Git-native graphs. Modern indexers detect file changes incrementally (Cursor uses a Merkle tree that syncs every few minutes) but don't treat the graph diff between commits as a first-class semantic signal. A function whose 3-hop neighborhood changes is a function whose meaning probably changed. A PR whose graph diff touches unrelated subgraphs is probably doing too much. These are measurable properties that could become part of how PRs get routed, reviewed, or flagged, and nobody is building them yet.
Learned edges from runtime and history. The edges current systems use (imports, inheritance, explicit calls parsed from the AST) are the easiest to compute and the least informative. Mining git history for co-change is not new. Zimmermann and colleagues established the approach in "Mining Version Histories to Guide Software Changes" (ICSE 2004), and there is two decades of follow-on work in the software engineering literature. What is new is treating those edges as first-class retrieval signals for LLMs, fused with trace and CI co-failure signals under learned weights. The graph that predicts engineering behavior is empirical:
Each lives in artifacts every serious company already has: Datadog traces, CI logs, git history, incident reports. Nobody has fused them into a retrieval graph under learned weights. The obvious failure mode is greenfield code, where there's no history to mine. The empirical graph supplements the static graph; it doesn't replace it.
Figure 4. Static edges are a thin slice of the real graph. Most of what engineers know about their codebases comes from edges no current system tracks.

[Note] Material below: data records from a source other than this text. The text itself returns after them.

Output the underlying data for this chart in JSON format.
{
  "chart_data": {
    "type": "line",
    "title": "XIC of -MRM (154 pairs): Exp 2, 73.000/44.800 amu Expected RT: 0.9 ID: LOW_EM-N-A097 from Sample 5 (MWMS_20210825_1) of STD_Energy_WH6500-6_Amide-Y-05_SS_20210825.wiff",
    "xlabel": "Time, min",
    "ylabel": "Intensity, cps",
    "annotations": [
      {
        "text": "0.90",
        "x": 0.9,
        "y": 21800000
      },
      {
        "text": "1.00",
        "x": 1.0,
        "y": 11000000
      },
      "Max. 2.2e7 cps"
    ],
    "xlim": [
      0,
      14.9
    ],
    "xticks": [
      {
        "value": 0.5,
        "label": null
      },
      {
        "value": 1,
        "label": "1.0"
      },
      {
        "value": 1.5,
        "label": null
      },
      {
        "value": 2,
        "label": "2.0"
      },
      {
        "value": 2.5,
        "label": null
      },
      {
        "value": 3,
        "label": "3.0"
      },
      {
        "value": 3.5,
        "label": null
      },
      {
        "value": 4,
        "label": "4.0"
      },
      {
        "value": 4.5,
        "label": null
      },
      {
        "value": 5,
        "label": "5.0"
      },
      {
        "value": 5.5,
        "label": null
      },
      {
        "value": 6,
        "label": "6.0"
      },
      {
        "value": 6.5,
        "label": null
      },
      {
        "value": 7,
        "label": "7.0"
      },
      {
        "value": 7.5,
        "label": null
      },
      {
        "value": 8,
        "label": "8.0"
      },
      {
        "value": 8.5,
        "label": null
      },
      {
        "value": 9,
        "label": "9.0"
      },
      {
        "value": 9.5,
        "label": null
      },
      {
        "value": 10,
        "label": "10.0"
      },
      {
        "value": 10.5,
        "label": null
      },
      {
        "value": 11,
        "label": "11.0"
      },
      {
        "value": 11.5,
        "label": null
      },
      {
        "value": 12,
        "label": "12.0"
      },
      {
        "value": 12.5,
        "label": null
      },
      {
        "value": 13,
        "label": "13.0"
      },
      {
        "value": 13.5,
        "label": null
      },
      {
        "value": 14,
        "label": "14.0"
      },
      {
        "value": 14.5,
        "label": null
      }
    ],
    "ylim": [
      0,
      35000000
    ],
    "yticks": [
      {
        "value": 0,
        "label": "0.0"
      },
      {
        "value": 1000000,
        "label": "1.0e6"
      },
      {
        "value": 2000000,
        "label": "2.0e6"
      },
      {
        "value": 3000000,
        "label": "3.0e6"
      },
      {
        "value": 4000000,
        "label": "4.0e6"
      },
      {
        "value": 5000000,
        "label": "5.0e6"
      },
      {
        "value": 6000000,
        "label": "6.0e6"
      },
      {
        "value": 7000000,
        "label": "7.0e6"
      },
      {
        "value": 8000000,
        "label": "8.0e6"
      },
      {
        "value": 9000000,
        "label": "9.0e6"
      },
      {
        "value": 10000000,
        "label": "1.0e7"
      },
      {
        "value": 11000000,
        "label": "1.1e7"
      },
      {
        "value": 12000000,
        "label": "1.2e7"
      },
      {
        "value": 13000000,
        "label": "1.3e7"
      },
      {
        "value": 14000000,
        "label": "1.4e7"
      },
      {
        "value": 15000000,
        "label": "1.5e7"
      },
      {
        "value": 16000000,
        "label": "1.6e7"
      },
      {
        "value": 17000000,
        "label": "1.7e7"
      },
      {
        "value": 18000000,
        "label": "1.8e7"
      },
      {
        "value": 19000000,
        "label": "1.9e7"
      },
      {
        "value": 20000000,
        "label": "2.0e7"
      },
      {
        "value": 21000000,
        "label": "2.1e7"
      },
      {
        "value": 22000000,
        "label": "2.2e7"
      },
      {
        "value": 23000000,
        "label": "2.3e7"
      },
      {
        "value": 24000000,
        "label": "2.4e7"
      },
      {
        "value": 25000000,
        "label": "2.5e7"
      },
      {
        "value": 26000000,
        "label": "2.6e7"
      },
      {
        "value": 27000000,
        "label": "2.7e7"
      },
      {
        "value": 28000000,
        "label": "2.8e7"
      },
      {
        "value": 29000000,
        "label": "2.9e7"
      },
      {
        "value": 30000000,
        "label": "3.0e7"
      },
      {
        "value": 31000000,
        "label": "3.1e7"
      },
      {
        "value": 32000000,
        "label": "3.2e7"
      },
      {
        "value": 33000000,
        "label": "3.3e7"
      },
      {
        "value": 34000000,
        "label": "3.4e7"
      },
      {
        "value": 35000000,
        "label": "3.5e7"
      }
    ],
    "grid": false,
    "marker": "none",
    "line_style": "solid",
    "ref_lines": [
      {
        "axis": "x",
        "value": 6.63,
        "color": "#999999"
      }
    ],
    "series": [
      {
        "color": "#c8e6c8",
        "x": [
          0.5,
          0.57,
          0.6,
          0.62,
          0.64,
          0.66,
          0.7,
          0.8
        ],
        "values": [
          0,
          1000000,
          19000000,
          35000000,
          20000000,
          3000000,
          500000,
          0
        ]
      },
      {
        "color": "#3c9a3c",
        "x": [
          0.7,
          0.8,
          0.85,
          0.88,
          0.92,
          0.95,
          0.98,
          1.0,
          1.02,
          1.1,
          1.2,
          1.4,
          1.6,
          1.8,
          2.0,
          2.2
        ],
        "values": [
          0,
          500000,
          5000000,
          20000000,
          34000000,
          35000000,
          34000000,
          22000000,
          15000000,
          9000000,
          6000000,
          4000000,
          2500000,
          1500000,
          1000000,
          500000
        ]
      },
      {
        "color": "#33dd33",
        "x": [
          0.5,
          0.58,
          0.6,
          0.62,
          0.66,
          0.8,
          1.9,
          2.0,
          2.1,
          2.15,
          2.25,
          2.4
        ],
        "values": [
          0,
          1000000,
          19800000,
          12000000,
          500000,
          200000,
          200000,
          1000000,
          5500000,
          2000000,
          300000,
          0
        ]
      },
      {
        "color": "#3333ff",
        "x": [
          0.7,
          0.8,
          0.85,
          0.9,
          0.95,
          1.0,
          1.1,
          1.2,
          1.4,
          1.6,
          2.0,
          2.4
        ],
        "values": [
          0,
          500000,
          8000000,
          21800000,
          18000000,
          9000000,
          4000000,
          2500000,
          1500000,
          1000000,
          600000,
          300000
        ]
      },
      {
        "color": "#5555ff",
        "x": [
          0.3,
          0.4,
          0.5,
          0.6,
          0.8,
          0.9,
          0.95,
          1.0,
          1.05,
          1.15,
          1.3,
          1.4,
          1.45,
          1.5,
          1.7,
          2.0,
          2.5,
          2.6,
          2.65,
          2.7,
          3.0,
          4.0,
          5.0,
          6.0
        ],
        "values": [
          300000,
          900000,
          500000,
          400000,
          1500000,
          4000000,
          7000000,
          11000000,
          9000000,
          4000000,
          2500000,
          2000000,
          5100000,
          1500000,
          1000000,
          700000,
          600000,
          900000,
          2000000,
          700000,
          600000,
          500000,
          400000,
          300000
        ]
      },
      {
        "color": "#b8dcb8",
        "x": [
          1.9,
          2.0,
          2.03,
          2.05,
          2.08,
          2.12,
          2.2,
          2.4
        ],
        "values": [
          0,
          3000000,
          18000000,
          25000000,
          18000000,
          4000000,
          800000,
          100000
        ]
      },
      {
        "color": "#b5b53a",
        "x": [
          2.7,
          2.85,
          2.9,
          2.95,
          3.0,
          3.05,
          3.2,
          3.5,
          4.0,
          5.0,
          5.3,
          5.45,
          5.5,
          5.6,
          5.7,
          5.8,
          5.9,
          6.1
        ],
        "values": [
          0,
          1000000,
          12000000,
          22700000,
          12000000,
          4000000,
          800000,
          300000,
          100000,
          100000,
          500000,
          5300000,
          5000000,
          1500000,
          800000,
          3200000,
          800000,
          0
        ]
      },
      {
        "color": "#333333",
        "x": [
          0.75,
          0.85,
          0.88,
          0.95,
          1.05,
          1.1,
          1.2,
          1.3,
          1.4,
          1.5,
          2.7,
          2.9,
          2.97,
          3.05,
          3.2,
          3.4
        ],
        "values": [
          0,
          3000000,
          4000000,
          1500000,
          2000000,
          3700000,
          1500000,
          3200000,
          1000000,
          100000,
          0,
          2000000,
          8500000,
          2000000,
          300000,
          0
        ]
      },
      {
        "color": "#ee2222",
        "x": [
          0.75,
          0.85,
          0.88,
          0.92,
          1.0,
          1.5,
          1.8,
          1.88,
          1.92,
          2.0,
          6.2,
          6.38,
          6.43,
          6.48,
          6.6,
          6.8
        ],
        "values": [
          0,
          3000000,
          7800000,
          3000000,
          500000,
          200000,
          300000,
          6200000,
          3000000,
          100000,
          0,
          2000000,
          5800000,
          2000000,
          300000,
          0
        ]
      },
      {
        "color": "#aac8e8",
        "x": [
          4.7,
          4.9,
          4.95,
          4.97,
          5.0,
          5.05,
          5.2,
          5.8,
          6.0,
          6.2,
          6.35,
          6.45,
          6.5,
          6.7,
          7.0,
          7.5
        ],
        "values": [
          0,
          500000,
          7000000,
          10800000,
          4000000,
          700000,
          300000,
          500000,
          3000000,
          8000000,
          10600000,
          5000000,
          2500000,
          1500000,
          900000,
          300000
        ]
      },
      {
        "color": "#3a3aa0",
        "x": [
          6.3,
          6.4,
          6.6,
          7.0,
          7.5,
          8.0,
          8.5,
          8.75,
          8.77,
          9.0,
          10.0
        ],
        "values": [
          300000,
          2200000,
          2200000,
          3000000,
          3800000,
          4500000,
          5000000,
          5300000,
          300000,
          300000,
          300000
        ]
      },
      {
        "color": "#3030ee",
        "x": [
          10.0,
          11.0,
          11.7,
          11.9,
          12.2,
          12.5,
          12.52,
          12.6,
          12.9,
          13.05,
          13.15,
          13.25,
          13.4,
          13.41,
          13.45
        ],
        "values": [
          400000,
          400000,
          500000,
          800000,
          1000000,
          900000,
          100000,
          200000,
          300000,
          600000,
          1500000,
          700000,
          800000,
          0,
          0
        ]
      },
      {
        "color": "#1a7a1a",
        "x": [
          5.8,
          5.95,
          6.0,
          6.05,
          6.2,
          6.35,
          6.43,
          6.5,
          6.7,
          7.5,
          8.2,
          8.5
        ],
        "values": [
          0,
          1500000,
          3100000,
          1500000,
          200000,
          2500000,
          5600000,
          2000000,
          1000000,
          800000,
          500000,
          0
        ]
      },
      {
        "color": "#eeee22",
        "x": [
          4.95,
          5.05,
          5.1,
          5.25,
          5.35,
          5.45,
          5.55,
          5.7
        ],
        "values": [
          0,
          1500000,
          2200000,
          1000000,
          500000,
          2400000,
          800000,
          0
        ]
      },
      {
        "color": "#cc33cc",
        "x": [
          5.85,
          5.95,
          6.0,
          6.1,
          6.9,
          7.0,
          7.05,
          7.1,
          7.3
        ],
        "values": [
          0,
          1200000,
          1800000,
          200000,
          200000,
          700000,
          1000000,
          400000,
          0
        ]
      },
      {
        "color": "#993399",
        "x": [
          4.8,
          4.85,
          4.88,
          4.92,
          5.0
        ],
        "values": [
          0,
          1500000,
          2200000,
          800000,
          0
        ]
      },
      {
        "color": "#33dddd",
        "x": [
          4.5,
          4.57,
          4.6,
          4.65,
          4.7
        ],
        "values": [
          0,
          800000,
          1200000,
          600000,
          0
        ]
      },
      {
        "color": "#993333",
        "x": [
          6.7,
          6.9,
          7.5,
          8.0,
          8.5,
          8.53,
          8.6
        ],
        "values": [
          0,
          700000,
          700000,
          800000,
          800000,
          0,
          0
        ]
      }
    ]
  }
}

The cleaner version of this research is a benchmark. SWE-EVO and RefactorBench get partway by testing multi-file reasoning, but the test I want does not exist yet. Call it blast-radius prediction: given a diff, predict the set of tests that will fail, the modules that will need updating, and the historical incidents most structurally similar. The term comes from DevOps and impact-analysis tooling, where it's been in use for a decade; the contribution would be formalizing it as a quantitative LLM benchmark with ground truth mined from CI logs and incident postmortems. Devin Review is the closest shipped product in this direction, but it's scoped to bug detection on individual diffs. No open benchmark measures blast-radius prediction as a quantitative task, which is what would cleanly separate architectures that model the empirical graph from those that rely on lexical exploration alone.
Editable artifacts. The current model is ask → answer → dissolve. The next is navigate → edit → propagate. The graph the user traverses is the same graph the model reasons over. Citations are clickable. Edits to a node are edits to the code. This collapses the gap between reading and writing that every current tool maintains. The reason this hasn't shipped yet is probably engineering debt rather than research debt: round-tripping graph edits to AST mutations needs a parser that's effectively invertible, conflict resolution for concurrent edits, and a way to handle changes that don't have a clean code-level representation. None of these are theoretical problems. Nobody has scoped them.
Pre-built static retrieval is mostly solved. Agentic retrieval is being solved now. Persistent artifacts are a partially solved problem (DeepWiki, Codemaps, Aider's repo map). What remains open is the part I find most interesting: the edge weights that make those artifacts predictive of real engineering behavior, the benchmarks that would prove them out, and the loop that makes them editable.